Nah, yang lain itu Almarhum Ami Priyono5, art directing, terus Almarhum MD Alif6, itu manajemen. Jadi, dari tiga dosen itu saya tangkap bahwa untuk menjadi seorang sineas tuh bukan saja teknis, tapi bagaimana memanfaatkan peluang dan kemampuan. Itu yang kira-kira saya ini.


Muhammad Firdaus, ICS:

Jadi, apa itu ya? Bukan cuma bukan cuma alat tapi bagaimana si sinematografer atau filmmaker itu dia punya visi, punya gagasan, apa yang mau disampaikan. 


HM Soleh Ruslani, ICS:

Itu penting. 


Muhammad Firdaus, ICS:

Ya, ya, ya.


PERKUMPULAN KAMERAMEN INDONESIA 


JULITA PRATIWI:

Menarik waktu Pak Soleh ngebahas tentang guru-guru yang berpengaruh di awal karir Bapak sebelum sungguh masuk ke dunia sinematografi. Nah, berdasarkan penelusuran kami, kami juga pernah dengar Pak, salah satu guru Bapak, Bapak Wagimin Adi, itu pernah membuat Perkumpulan Kameramen Indonesia. 


HM Soleh Ruslani, ICS:

Oh iya, benar, betul.


JULITA PRATIWI:

Dan kita tuh tertarik banget. Oh ini berarti cikal bakal ICS nih Indonesian Cinematographer Society itu pernah diinisiasi nih oleh seorang sinematografer di periode 50-60an Pak. Bisa diceritain tentang itu gak Pak? 


HM Soleh Ruslani, ICS:

Waktu itu ya terus terang ya Almarhum itu. Saya enggak tahu apa, kumpulannya itu enggak tahu. Saya masih buta, masih buta belum tahu dan ya sebagai orang yang peloncok7 ya kan, jauh sekali.


PERJALANAN KARIR DAN PASCA GESTAPU


HM Soleh Ruslani, ICS:

Bayangkan saya tahun 65, sekolah. Sekolah kemudian terjadi Gestapu8, tutup sekolah itu. Itu sayang benar. Sementara kita ini masih antusias, masih senang. Karena buat saya, kami ini, ini dunia lain. Dunia yang penuh exciting. Ya kan..

Saya memang mau kuliah ekonomi. Tapi nggak tahu kok larinya kesana. Nah begitu terjadi Gestapu ya. G30S tutup. Kita mau kemana? Nggak tahu ya. Mau balik kuliah lagi, misalnya daftar lagi. Udah tanggung gitu. Udah tanggung. Dan rasanya suasananya itu apa ya antara teman itu kita nggak tahu dia musuh apa teman. Saling curiga. Karena waduh itu kan kita baru 3 hari tahu bahwa ada gerakan itu.

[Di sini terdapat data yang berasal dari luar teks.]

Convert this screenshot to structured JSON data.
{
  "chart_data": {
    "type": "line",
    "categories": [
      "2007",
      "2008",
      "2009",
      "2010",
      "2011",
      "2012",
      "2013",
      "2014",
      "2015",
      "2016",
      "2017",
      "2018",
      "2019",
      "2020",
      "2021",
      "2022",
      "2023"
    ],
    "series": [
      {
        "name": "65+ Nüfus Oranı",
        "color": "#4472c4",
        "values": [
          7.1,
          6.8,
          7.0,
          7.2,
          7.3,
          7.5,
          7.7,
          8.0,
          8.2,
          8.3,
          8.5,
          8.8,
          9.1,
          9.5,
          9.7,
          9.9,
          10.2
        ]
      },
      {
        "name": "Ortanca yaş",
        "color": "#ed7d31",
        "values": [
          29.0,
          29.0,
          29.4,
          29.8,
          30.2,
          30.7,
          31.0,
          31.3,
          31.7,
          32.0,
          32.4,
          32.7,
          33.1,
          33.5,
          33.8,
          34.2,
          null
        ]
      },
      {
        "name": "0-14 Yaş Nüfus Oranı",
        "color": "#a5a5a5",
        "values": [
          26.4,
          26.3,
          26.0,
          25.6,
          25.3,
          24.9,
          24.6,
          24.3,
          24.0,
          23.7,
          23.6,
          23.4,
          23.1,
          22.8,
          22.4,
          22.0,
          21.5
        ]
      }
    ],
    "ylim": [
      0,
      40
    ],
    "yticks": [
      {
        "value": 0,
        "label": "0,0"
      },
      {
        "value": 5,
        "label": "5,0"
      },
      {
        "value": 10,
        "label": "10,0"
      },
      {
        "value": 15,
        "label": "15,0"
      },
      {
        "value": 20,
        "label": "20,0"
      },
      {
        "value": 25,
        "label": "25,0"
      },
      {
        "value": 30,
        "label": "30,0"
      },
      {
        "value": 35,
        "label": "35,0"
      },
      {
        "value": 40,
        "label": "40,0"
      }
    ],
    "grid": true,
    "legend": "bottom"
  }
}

Jadi memang kita terjebak pada pusaran-pusaran yang dimana kita nggak tahu. Jadi bagaimana mungkin mau kuliah lagi.

Ini saya teruskan. Jadi itu tahun 65. Kita udah bingung. Pulang kampung malu. Jadi, kebetulan, ya ini keberuntungan. Tahun 67 saya direkrut oleh PFN (Perusahaan Film Negara) untuk jadi newsreel kameramen. Saya peloncok. Ya apa aja. 

Nah newsreel kameramen waktu itu kan PFN kan memproduksi film-film Gelora Indonesia9 yang diputar 10 menit. Isinya berita-berita. Karena dulu kan belum ada seperti sekarang. Nah itu saya mengisi acara itu. Jadi ya saya harus belajar. Dulu ya di PFN itu tiap hari Sabtu seluruh hasil rushcopy dari setiap kameramen. Itu kan banyak. kameramen itu diputer. Nanti direktur yang ngomong waduh ini sampai ada istilahnya ini Mister Out Focus. Ini Mister Unsteady. Waduh.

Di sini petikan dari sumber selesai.